Every time we go to the restaurant chain Wagamama, I cannot resist eating their katsu curry chicken. And for years, I have tried to recreate the exact taste. My husband loves katsu sauce, my kids love katsu sauce – and it always feels like a real treat when we have it home. There are many variations but I think this katsu sauce recipe is the most authentic to the one that Wagamama serves. In fact, my son has told me it’s even better. High praise indeed!
What is in this katsu sauce recipe?
The simplicity of the ingredients is what makes this katsu curry sauce so easy. And while some recipes add coconut milk, I personally don’t like a creamy taste in my katsu sauce. This one combines the sweet taste of onions and carrots, with lots of garlic and chicken stock. With a touch of honey and soy sauce. That’s it – really! Sweet, tangy and delicious, you won’t ever look back once you’ve tried it at home.
Is this katsu sauce vegan?
If you substitute the chicken stock for vegetable stock, then yes, this katsu sauce will be suitable for vegans and vegetarians. Serve it with breaded tofu, sweet potato or aubergine as some recipe idea suggestions.
My favourite is chicken katsu curry…
This is my favourite combo. Get some chicken breasts in between two pieces of clingfilm, and bash the meat until it’s thin. Coat in seasoned flour, then beaten egg and finally, panko breadcrumbs. Shallow fry in vegetable oil until crispy on both sides and then bake in the oven for 15-20 mins until the chicken is cooked.
We also love to breadcrumb salmon in the same way as above. My kids really love katsu salmon and it’s a great way to get children to up their fish intake and Omega 3.
However you choose to serve this katsu curry sauce, the whole family will enjoy it.
Katsu sauce recipe just like Wagamama’s
- 6 cloves of garlic – chopped
- 1 large onion – chopped
- 1 large carrot – chopped
- 2 tbsp vegetable oil
- 600-800 ml chicken stock or vegetable stock for vegan variation
- 1 tbsp curry powder your choice of strength. I use medium
- 1 tbsp dark soy sauce
- 1 tsp of honey or sugar
- 3 tbsp of flour
- Fry the onions in the vegetable oil until soft – around eight minutes, then add the garlic. Stir for a minute or two. Then add the carrots and cook for a few more minutes.

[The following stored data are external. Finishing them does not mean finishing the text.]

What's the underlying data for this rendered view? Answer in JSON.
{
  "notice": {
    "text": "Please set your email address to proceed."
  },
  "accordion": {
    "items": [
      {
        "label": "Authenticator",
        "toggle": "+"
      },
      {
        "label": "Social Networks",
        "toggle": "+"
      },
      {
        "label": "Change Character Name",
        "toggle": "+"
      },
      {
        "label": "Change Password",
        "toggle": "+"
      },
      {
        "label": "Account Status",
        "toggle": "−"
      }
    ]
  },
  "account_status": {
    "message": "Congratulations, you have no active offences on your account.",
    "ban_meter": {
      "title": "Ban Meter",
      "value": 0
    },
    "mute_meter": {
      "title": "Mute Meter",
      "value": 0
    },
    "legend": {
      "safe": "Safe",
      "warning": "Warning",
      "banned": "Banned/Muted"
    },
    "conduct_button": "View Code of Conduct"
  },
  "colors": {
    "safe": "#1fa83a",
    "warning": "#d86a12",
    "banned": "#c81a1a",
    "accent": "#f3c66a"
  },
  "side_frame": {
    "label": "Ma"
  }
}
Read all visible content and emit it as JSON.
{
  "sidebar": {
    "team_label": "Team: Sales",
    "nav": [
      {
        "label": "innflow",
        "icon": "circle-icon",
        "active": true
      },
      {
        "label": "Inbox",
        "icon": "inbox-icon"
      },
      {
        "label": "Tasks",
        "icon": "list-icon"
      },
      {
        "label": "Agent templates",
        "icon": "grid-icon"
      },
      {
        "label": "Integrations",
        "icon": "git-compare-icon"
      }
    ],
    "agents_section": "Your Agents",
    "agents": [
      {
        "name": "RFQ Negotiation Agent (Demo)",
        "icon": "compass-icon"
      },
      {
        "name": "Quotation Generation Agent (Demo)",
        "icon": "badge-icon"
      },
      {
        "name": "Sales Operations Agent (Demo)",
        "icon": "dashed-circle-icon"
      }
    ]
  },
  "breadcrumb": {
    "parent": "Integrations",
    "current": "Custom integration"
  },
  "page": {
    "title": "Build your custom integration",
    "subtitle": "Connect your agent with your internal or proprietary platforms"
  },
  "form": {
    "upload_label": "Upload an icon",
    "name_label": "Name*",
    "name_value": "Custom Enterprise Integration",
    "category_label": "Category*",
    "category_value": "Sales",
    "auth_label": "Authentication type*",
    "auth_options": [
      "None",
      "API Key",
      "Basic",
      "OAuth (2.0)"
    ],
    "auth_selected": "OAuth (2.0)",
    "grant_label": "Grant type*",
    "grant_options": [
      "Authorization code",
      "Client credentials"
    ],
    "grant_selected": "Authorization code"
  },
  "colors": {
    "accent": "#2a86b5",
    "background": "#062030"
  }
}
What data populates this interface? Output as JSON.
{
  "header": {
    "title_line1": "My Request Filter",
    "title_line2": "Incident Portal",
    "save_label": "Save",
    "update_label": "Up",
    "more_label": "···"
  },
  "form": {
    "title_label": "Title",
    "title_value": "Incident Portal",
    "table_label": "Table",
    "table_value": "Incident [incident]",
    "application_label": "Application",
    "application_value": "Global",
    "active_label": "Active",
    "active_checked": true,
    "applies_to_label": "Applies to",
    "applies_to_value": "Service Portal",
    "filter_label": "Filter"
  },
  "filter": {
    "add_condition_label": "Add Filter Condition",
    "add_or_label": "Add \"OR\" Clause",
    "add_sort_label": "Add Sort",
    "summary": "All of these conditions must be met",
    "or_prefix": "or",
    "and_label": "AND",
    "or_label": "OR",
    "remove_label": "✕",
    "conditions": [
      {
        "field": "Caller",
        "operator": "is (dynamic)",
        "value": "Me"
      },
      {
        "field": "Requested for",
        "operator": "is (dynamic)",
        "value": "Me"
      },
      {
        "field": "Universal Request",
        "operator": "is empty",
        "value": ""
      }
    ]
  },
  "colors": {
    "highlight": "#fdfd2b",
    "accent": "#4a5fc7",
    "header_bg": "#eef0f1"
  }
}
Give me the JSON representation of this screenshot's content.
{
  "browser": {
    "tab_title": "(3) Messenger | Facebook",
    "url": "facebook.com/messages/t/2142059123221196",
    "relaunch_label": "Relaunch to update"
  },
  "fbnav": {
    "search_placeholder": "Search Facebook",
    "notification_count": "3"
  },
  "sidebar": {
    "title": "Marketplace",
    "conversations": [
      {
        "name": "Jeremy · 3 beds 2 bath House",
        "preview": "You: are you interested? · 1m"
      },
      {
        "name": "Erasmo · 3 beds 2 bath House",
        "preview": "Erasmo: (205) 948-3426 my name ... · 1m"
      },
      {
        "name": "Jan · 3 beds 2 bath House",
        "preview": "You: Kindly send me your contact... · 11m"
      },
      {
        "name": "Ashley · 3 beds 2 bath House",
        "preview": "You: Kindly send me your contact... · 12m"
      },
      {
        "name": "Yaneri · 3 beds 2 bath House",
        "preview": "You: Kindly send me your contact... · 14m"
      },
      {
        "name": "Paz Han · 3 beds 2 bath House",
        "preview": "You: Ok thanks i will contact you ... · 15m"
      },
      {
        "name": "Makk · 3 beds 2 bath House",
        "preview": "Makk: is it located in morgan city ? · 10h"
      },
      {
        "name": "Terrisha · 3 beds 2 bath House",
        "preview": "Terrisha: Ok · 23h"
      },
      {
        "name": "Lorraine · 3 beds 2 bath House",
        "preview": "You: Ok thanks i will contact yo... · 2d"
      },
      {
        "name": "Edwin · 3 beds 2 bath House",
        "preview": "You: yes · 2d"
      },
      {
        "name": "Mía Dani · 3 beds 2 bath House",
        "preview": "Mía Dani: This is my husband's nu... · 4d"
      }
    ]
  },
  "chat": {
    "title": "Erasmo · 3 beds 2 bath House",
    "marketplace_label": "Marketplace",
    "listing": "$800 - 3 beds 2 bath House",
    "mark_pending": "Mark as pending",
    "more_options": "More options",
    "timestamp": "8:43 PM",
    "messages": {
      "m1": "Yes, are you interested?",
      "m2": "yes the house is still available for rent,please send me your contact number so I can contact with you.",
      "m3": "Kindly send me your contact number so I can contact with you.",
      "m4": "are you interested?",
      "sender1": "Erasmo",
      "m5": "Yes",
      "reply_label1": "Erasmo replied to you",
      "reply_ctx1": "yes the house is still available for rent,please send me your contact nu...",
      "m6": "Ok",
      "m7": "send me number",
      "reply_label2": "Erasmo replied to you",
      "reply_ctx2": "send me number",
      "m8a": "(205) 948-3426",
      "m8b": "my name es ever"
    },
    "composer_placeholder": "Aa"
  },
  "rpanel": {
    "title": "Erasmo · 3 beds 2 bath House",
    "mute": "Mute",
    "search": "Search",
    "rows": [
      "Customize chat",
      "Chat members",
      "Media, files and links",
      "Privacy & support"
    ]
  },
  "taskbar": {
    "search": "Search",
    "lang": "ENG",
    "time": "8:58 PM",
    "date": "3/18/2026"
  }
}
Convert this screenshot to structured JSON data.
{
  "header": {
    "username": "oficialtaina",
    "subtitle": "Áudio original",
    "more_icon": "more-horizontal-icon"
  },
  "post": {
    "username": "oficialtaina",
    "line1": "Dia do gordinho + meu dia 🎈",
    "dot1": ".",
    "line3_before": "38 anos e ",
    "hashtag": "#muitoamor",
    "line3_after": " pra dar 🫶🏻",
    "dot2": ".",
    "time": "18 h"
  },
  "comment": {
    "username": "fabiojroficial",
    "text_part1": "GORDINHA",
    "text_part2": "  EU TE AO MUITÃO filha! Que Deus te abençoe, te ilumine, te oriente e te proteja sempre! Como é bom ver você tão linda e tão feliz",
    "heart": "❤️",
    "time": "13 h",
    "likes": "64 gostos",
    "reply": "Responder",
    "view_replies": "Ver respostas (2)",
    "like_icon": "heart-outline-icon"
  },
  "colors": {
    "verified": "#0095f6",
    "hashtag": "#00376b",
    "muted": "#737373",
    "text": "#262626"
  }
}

- Add the curry powder and stir well. After cooking through for a few minutes, add the flour a little at a time and continue to combine.
- Add the chicken stock a little at a time, whisking well and making sure all the flour is combined and there are no lumps.
- Simmer for 10-15 minutes stirring occasionally and let the sauce thicken.
- Strain the sauce through a sieve and put the carrots and onion mixture in a separate bowl.
- Using a stick blender, blitz the veggies into a smooth paste. If you don't have a stick blender, you can use a food processor or blender.
- Meanwhile, in a clean saucepan, keep stirring the sauce on a low heat. Add the blitzed vegetables back into the sauce, stir well and continue to simmer.
- Add the soy sauce to season as well as the honey or sugar. You could add salt, but I personally don’t think it needs it as the soy is already salty.
- You can add more water if the sauce becomes too thick.
- Serve with panko breaded chicken, salmon or pork – or aubergine, tofu and sweet potatoes over rice or noodles. Enjoy.